The RACGP’s legal action against the company that bungled a high-stakes fellowship exam in 2020 is over almost before it began, with both parties agreeing to an out-of-court settlement.
The lawsuit, which was only announced at the RACGP’s annual general meeting in November, relates to the 2020.2 Key Feature Problem exam.
Less than an hour into the online test – which had already been delayed by several months due to the pandemic – the camera streaming software used for invigilation crashed and left registrars unable to complete the exam.
Ultimately, the college elected to cancel the KFP as well as the Applied Knowledge Test scheduled for the following day.
Trainees were able to resit the exams with pen and paper a few months later.
It later emerged that the RACGP had been warned about issues with remote examination platform Genix well before the spectacular exam-day failure.
All 1400 affected registrars were refunded, a move that is understood to have cost the college approximately $6 million.

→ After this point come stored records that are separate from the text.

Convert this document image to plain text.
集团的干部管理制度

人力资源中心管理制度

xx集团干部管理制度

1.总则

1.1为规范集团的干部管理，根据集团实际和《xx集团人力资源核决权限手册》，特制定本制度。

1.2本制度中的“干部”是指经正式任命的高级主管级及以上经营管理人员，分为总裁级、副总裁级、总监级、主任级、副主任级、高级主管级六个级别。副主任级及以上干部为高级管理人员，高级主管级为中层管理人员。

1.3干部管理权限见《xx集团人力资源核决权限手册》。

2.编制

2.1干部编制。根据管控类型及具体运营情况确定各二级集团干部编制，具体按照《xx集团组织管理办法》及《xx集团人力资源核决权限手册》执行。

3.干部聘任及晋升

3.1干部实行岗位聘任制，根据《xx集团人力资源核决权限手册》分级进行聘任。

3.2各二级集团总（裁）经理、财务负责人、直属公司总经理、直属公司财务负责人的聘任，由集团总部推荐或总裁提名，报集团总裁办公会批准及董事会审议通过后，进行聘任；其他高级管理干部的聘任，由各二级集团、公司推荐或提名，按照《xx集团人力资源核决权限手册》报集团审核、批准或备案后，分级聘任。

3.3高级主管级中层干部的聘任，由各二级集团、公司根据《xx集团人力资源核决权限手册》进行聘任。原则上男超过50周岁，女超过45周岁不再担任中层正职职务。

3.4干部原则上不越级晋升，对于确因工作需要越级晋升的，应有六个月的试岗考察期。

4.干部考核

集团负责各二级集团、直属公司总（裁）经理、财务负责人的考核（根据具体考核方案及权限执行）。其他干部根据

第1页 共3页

Barely four months after the college confirmed it had taken legal action against Genix, it told members that it had settled with the software company outside of court.
Related
“The Board acknowledges the frustration, inconvenience and disruption experienced by candidates, many of whom experienced delays in undertaking the exams due to safety concerns relating to the covid-19 pandemic jurisdictional restrictions,” a notice in the February board report read.
The RACGP has not disclosed the dollar amount that it received as part of the settlement, but it’s understood to be close to the amount it lost when it refunded the registrars.
It has since moved away from computer-based exams.